Institute for Exercise and Environmental Medicine, Texas Health Presbyterian Hospital Dallas, Dallas, TX (M.B.B., J.-K.Y., S.L.H., Q.F.).
University of Texas Southwestern Medical Center, Dallas, TX (M.B.B., J.-K.Y., S.L.H., D.B.N., Q.F.).
Hypertension. 2023 Feb;80(2):291-301. doi: 10.1161/HYPERTENSIONAHA.122.19754. Epub 2022 Sep 6.
We tested the hypothesis that women who develop gestational hypertension (GH) display abnormal sympathetic action potential (AP) discharge patterns during late pregnancy (32-36 weeks), both at supine rest and during postural stress.
Thirteen nonpregnant, female controls (nonpregnant controls [CTRL]) and 32 pregnant women participated; 14 had low-risk (no personal history of GH) normal pregnancies (LR-NP), 10 had high-risk (personal history of GH) normal pregnancies (HR-NP), and 8 developed GH. We measured heart rate, blood pressure, and muscle sympathetic nerve activity (microneurography) at supine rest and 60° head-up tilt. Sympathetic AP patterns were studied using wavelet-based methodology.

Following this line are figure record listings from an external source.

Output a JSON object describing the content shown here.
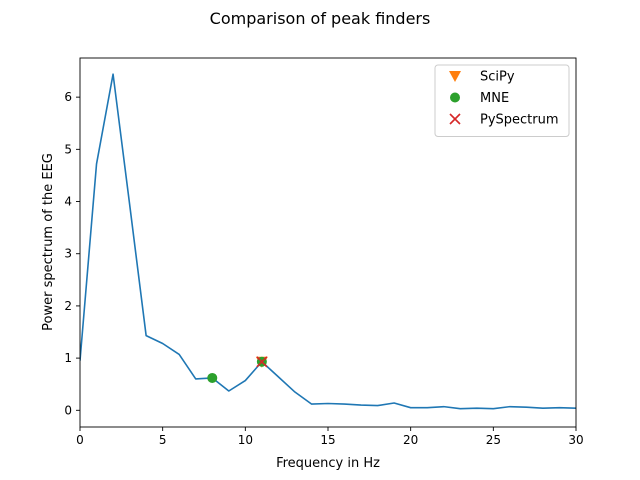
{
  "chart_data": {
    "type": "line",
    "title": "Comparison of peak finders",
    "xlabel": "Frequency in Hz",
    "ylabel": "Power spectrum of the EEG",
    "xlim": [
      0,
      30
    ],
    "ylim": [
      -0.32,
      6.75
    ],
    "x_ticks": [
      0,
      5,
      10,
      15,
      20,
      25,
      30
    ],
    "y_ticks": [
      0,
      1,
      2,
      3,
      4,
      5,
      6
    ],
    "grid": false,
    "legend_position": "top-right",
    "series": [
      {
        "color": "#1f77b4",
        "x": [
          0,
          1,
          2,
          3,
          4,
          5,
          6,
          7,
          8,
          9,
          10,
          11,
          12,
          13,
          14,
          15,
          16,
          17,
          18,
          19,
          20,
          21,
          22,
          23,
          24,
          25,
          26,
          27,
          28,
          29,
          30
        ],
        "values": [
          0.95,
          4.72,
          6.44,
          3.95,
          1.43,
          1.28,
          1.07,
          0.6,
          0.62,
          0.37,
          0.57,
          0.93,
          0.64,
          0.35,
          0.12,
          0.13,
          0.12,
          0.1,
          0.09,
          0.14,
          0.05,
          0.05,
          0.07,
          0.03,
          0.04,
          0.03,
          0.07,
          0.06,
          0.04,
          0.05,
          0.04
        ]
      }
    ],
    "markers": [
      {
        "name": "SciPy",
        "marker": "triangle-down",
        "color": "#ff7f0e",
        "points": [
          [
            11,
            0.93
          ]
        ]
      },
      {
        "name": "MNE",
        "marker": "circle",
        "color": "#2ca02c",
        "points": [
          [
            8,
            0.62
          ],
          [
            11,
            0.93
          ]
        ]
      },
      {
        "name": "PySpectrum",
        "marker": "x",
        "color": "#d62728",
        "points": [
          [
            11,
            0.93
          ]
        ]
      }
    ]
  }
}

At rest, muscle sympathetic nerve activity burst frequency was elevated in LR-NP, HR-NP, and GH versus CTRL (all ≤0.01); however, the AP content per integrated burst was augmented only in GH (20±5 spikes/burst), compared with CTRL (8±3 spikes/burst), LR-NP (9±2 spikes/burst) and HR-NP (11±4 spikes/burst; all <0.0001). Thus, total AP firing frequency was greater in GH versus each of CTRL, LR-NP, and HR-NP (all <0.0001). In pregnancy, AP frequency is related directly to systolic (R=46%) and diastolic (R=20%) blood pressure (both ≤0.01). Unlike CTRL (both <0.01), women who developed GH were unable to increase within-burst AP firing (=0.71) or recruit latent subpopulations of larger-sized APs (=0.72) in response to head-up tilt, perhaps related to a ceiling-effect; however, total AP firing frequency in the upright posture was elevated in the GH cohort versus CTRL, LR-NP, and HR-NP (all <0.05).
Women who develop GH display aberrant sympathetic AP firing patterns in both the supine and upright postures.
我们检验了这样一个假设,即在妊娠晚期(32-36 周),无论是在仰卧休息还是在姿势应激期间,患有妊娠高血压(GH)的女性会表现出异常的交感神经动作电位(AP)放电模式。
13 名非妊娠女性对照组(非妊娠对照组[CTRL])和 32 名孕妇参与了研究;其中 14 名孕妇为低危(无 GH 个人病史)正常妊娠(LR-NP),10 名孕妇为高危(有 GH 个人病史)正常妊娠(HR-NP),8 名孕妇发展为 GH。我们在仰卧休息和 60°头高位倾斜时测量心率、血压和肌肉交感神经活动(微神经记录)。使用基于小波的方法研究交感神经 AP 模式。
在休息时,LR-NP、HR-NP 和 GH 组的肌肉交感神经活动爆发频率均高于 CTRL 组(均≤0.01);然而,每个整合爆发的 AP 含量仅在 GH 组中增加(20±5 个 spikes/burst),与 CTRL 组(8±3 个 spikes/burst)、LR-NP 组(9±2 个 spikes/burst)和 HR-NP 组(11±4 个 spikes/burst)相比(均<0.0001)。因此,GH 组的总 AP 放电频率高于 CTRL、LR-NP 和 HR-NP 组(均<0.0001)。在妊娠期间,AP 频率与收缩压(R=46%)和舒张压(R=20%)直接相关(均≤0.01)。与 CTRL 不同(均<0.01),发生 GH 的女性在头高位倾斜时无法增加爆发内的 AP 放电(=0.71)或募集更大尺寸的潜在亚群 AP(=0.72),这可能与上限效应有关;然而,GH 组在直立姿势下的总 AP 放电频率高于 CTRL、LR-NP 和 HR-NP 组(均<0.05)。
患有 GH 的女性在仰卧和直立姿势下均表现出异常的交感神经 AP 放电模式。